One thing that I noticed about the site was that it was very lightly mineralized (auto rec at 28, and it let me use channel 9, which is pretty much best case; channel 9 is the best, but it is often bad in crappy dirt).  I decided to hit the edge, and go really really slow: I often make jokes about how slow you have to swing the E-Trac: “If you see the coil moving, you are going too fast”, “There are two speeds, stop and slower than that”.

That’s the way it usually is with me, but I went even slower than normal, and hit a wheatie, measured at 10 inches, not counting the grass.  I rarely get small coins deeper than 5 or 6 inches (and often note it when I do), and also wonder about those who claim to be pulling silver dimes at 11 inches.  Not that I doubt their claims, but do they carry a tape measure like I do?  It can be surprisingly subjective.  OTOH, I never get dirt this clean around here, so I can see how folks are hitting them if they have clean dirt.  That was the deepest small coin I can remember hitting in quite some time, if ever, tho my memory isn’t what it used to be.

So, that was the game, go glacially slow, and dig any deep, iffy signal.  I figured I wasn’t gonna get a dime at that depth, cause dimes are smaller and don’t halo like wheaties, but I figured I had a shot at a quarter.  At least it was nice that someone had cleaned out all the trash and clad, but I was still digging my share of iron falses that sounded like they could be deep silvers or wheaties.  You really had no choice.

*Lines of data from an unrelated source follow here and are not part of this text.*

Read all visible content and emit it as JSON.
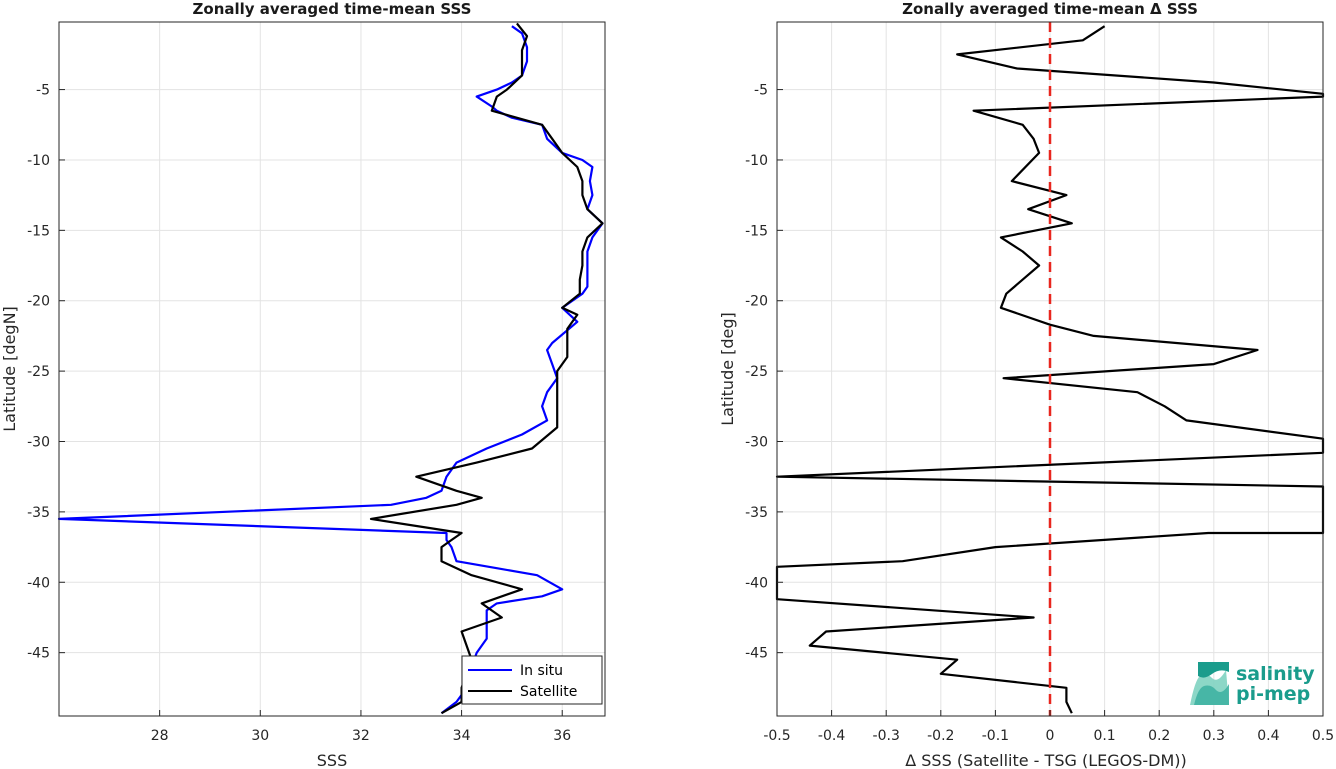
{
  "colors": {
    "insitu": "#0000ff",
    "satellite": "#000000",
    "diff": "#000000",
    "zero_line": "#e8261e",
    "grid": "#e3e3e3",
    "axes": "#262626",
    "logo": "#1a9c8c"
  },
  "logo": {
    "line1": "salinity",
    "line2": "pi-mep"
  },
  "chart_data": [
    {
      "type": "line",
      "title": "Zonally averaged time-mean SSS",
      "xlabel": "SSS",
      "ylabel": "Latitude [degN]",
      "xlim": [
        26.0,
        36.85
      ],
      "ylim": [
        -49.5,
        -0.2
      ],
      "xticks": [
        28,
        30,
        32,
        34,
        36
      ],
      "yticks": [
        -5,
        -10,
        -15,
        -20,
        -25,
        -30,
        -35,
        -40,
        -45
      ],
      "grid": true,
      "legend": {
        "position": "bottom-right",
        "entries": [
          "In situ",
          "Satellite"
        ]
      },
      "series": [
        {
          "name": "In situ",
          "color_key": "insitu",
          "points": [
            [
              35.0,
              -0.5
            ],
            [
              35.2,
              -1.0
            ],
            [
              35.3,
              -2.0
            ],
            [
              35.3,
              -3.0
            ],
            [
              35.2,
              -4.0
            ],
            [
              35.0,
              -4.5
            ],
            [
              34.7,
              -5.0
            ],
            [
              34.3,
              -5.5
            ],
            [
              34.6,
              -6.2
            ],
            [
              34.7,
              -6.5
            ],
            [
              35.0,
              -7.0
            ],
            [
              35.6,
              -7.5
            ],
            [
              35.7,
              -8.5
            ],
            [
              36.0,
              -9.5
            ],
            [
              36.4,
              -10.0
            ],
            [
              36.6,
              -10.5
            ],
            [
              36.55,
              -11.5
            ],
            [
              36.6,
              -12.5
            ],
            [
              36.5,
              -13.5
            ],
            [
              36.8,
              -14.5
            ],
            [
              36.6,
              -15.5
            ],
            [
              36.5,
              -16.5
            ],
            [
              36.5,
              -17.5
            ],
            [
              36.5,
              -19.0
            ],
            [
              36.4,
              -19.5
            ],
            [
              36.0,
              -20.5
            ],
            [
              36.3,
              -21.5
            ],
            [
              35.8,
              -23.0
            ],
            [
              35.7,
              -23.5
            ],
            [
              35.8,
              -24.5
            ],
            [
              35.9,
              -25.5
            ],
            [
              35.7,
              -26.5
            ],
            [
              35.6,
              -27.5
            ],
            [
              35.7,
              -28.5
            ],
            [
              35.2,
              -29.5
            ],
            [
              34.5,
              -30.5
            ],
            [
              33.9,
              -31.5
            ],
            [
              33.7,
              -32.5
            ],
            [
              33.6,
              -33.5
            ],
            [
              33.3,
              -34.0
            ],
            [
              32.6,
              -34.5
            ],
            [
              26.0,
              -35.5
            ],
            [
              33.7,
              -36.5
            ],
            [
              33.7,
              -37.0
            ],
            [
              33.8,
              -37.5
            ],
            [
              33.9,
              -38.5
            ],
            [
              34.7,
              -39.0
            ],
            [
              35.5,
              -39.5
            ],
            [
              36.0,
              -40.5
            ],
            [
              35.6,
              -41.0
            ],
            [
              34.7,
              -41.5
            ],
            [
              34.5,
              -42.0
            ],
            [
              34.5,
              -43.0
            ],
            [
              34.5,
              -44.0
            ],
            [
              34.3,
              -45.0
            ],
            [
              34.2,
              -46.0
            ],
            [
              34.1,
              -47.0
            ],
            [
              34.0,
              -48.0
            ],
            [
              33.9,
              -48.5
            ],
            [
              33.6,
              -49.3
            ]
          ]
        },
        {
          "name": "Satellite",
          "color_key": "satellite",
          "points": [
            [
              35.1,
              -0.3
            ],
            [
              35.3,
              -1.2
            ],
            [
              35.2,
              -2.2
            ],
            [
              35.2,
              -3.0
            ],
            [
              35.2,
              -4.0
            ],
            [
              34.9,
              -5.0
            ],
            [
              34.7,
              -5.5
            ],
            [
              34.6,
              -6.5
            ],
            [
              35.6,
              -7.5
            ],
            [
              35.8,
              -8.5
            ],
            [
              36.0,
              -9.5
            ],
            [
              36.3,
              -10.5
            ],
            [
              36.4,
              -11.5
            ],
            [
              36.4,
              -12.5
            ],
            [
              36.5,
              -13.5
            ],
            [
              36.8,
              -14.5
            ],
            [
              36.5,
              -15.5
            ],
            [
              36.4,
              -16.5
            ],
            [
              36.4,
              -17.5
            ],
            [
              36.35,
              -18.5
            ],
            [
              36.35,
              -19.5
            ],
            [
              36.0,
              -20.5
            ],
            [
              36.3,
              -21.0
            ],
            [
              36.1,
              -22.0
            ],
            [
              36.1,
              -23.0
            ],
            [
              36.1,
              -24.0
            ],
            [
              35.9,
              -25.0
            ],
            [
              35.9,
              -26.0
            ],
            [
              35.9,
              -27.0
            ],
            [
              35.9,
              -28.0
            ],
            [
              35.9,
              -29.0
            ],
            [
              35.4,
              -30.5
            ],
            [
              34.3,
              -31.5
            ],
            [
              33.1,
              -32.5
            ],
            [
              33.9,
              -33.5
            ],
            [
              34.4,
              -34.0
            ],
            [
              33.9,
              -34.5
            ],
            [
              32.2,
              -35.5
            ],
            [
              34.0,
              -36.5
            ],
            [
              33.8,
              -37.0
            ],
            [
              33.6,
              -37.5
            ],
            [
              33.6,
              -38.5
            ],
            [
              34.2,
              -39.5
            ],
            [
              35.2,
              -40.5
            ],
            [
              34.4,
              -41.5
            ],
            [
              34.8,
              -42.5
            ],
            [
              34.0,
              -43.5
            ],
            [
              34.1,
              -44.5
            ],
            [
              34.2,
              -45.5
            ],
            [
              34.1,
              -46.5
            ],
            [
              34.0,
              -47.5
            ],
            [
              34.0,
              -48.5
            ],
            [
              33.6,
              -49.3
            ]
          ]
        }
      ]
    },
    {
      "type": "line",
      "title": "Zonally averaged time-mean Δ SSS",
      "xlabel": "Δ SSS (Satellite - TSG (LEGOS-DM))",
      "ylabel": "Latitude [deg]",
      "xlim": [
        -0.5,
        0.5
      ],
      "ylim": [
        -49.5,
        -0.2
      ],
      "xticks": [
        -0.5,
        -0.4,
        -0.3,
        -0.2,
        -0.1,
        0,
        0.1,
        0.2,
        0.3,
        0.4,
        0.5
      ],
      "xtick_labels": [
        "-0.5",
        "-0.4",
        "-0.3",
        "-0.2",
        "-0.1",
        "0",
        "0.1",
        "0.2",
        "0.3",
        "0.4",
        "0.5"
      ],
      "yticks": [
        -5,
        -10,
        -15,
        -20,
        -25,
        -30,
        -35,
        -40,
        -45
      ],
      "grid": true,
      "reference_line": {
        "x": 0,
        "style": "dashed",
        "color_key": "zero_line"
      },
      "series": [
        {
          "color_key": "diff",
          "points": [
            [
              0.1,
              -0.5
            ],
            [
              0.06,
              -1.5
            ],
            [
              -0.17,
              -2.5
            ],
            [
              -0.06,
              -3.5
            ],
            [
              0.3,
              -4.5
            ],
            [
              0.5,
              -5.3
            ],
            [
              0.5,
              -5.5
            ],
            [
              -0.14,
              -6.5
            ],
            [
              -0.05,
              -7.5
            ],
            [
              -0.03,
              -8.5
            ],
            [
              -0.02,
              -9.5
            ],
            [
              -0.07,
              -11.5
            ],
            [
              0.03,
              -12.5
            ],
            [
              -0.04,
              -13.5
            ],
            [
              0.04,
              -14.5
            ],
            [
              -0.09,
              -15.5
            ],
            [
              -0.05,
              -16.5
            ],
            [
              -0.02,
              -17.5
            ],
            [
              -0.05,
              -18.5
            ],
            [
              -0.08,
              -19.5
            ],
            [
              -0.09,
              -20.5
            ],
            [
              0.0,
              -21.7
            ],
            [
              0.08,
              -22.5
            ],
            [
              0.38,
              -23.5
            ],
            [
              0.3,
              -24.5
            ],
            [
              -0.085,
              -25.5
            ],
            [
              0.16,
              -26.5
            ],
            [
              0.21,
              -27.5
            ],
            [
              0.25,
              -28.5
            ],
            [
              0.5,
              -29.8
            ],
            [
              0.5,
              -30.8
            ],
            [
              -0.5,
              -32.5
            ],
            [
              0.5,
              -33.2
            ],
            [
              0.5,
              -36.5
            ],
            [
              0.29,
              -36.5
            ],
            [
              -0.1,
              -37.5
            ],
            [
              -0.27,
              -38.5
            ],
            [
              -0.5,
              -38.9
            ],
            [
              -0.5,
              -41.2
            ],
            [
              -0.03,
              -42.5
            ],
            [
              -0.41,
              -43.5
            ],
            [
              -0.44,
              -44.5
            ],
            [
              -0.17,
              -45.5
            ],
            [
              -0.2,
              -46.5
            ],
            [
              0.03,
              -47.5
            ],
            [
              0.03,
              -48.5
            ],
            [
              0.04,
              -49.3
            ]
          ]
        }
      ]
    }
  ]
}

Then I got one out of the blue, a deep 02-48, 01-46, that sort of thing, which turned out to be a walker at 9 inches.  Are you kidding me? Sounded great, and I was almost certain it would be a silver quarter.  Was surprised it was a silver half, in this totally dead site.  Unbelievable.  But we’ll take it, obviously.  Always a sweet sight at the bottom of the hole.

I didn’t find much more.  A few more wheaties, all deep, and a rosie, for my 100th silver coin of the year.  Whohoo!  This coin actually wasn’t that deep, but it was a real pain in the ass.  It was at the very edge of the site, in a real gravely area, where the pinpointer went off on everything.  Like there are little pieces of coal and iron in the gravel.  It didn’t even sound like a silver.  The first time I opened the hole, that’s all I was getting, pinpointer hits on everything, and no coin.  I decided F this, and lets move on, but rescanned, and still heard it (sounded like a wheatie), and gave it one more try, a little off where the old plug was, pinpointer was still useless, and I eventually poked it out of a tangle of roots.  I was actually surprised it was a silver.  I wonder how many other silvers I’ve left out there like this, cause I ain’t patient unless I’m at least 80% certain its a silver.

So, despite finding 2 silvers in 3 hours at this new place, I’m not sure I can justify going back.  It just felt so dead everywhere, and as I expanded out from the edge where the stuff was to the middle, I could not muster a single coin.  But. we’ll see.

So, that’s that.  I think most of the words are spelled right.  But the cleaned up walker looks alot shinier in person for some reason.

2 thoughts on “YTD Silver #100

  1. Great hunt and thanks for writing it up. It is all I have to go on right now. 14 inches of snow last week. It is snowing now, 6-8 expected. Our drought is over, and should be sunny and 50s/60s rest of week. Maybe by some miracle enough snow will be gone to detect this weekend. And maybe I can find my first coin of 2013. (Which can’t compare to finding 100 silver coins by May 1, but I’ve got to start somewhere.) Congrats!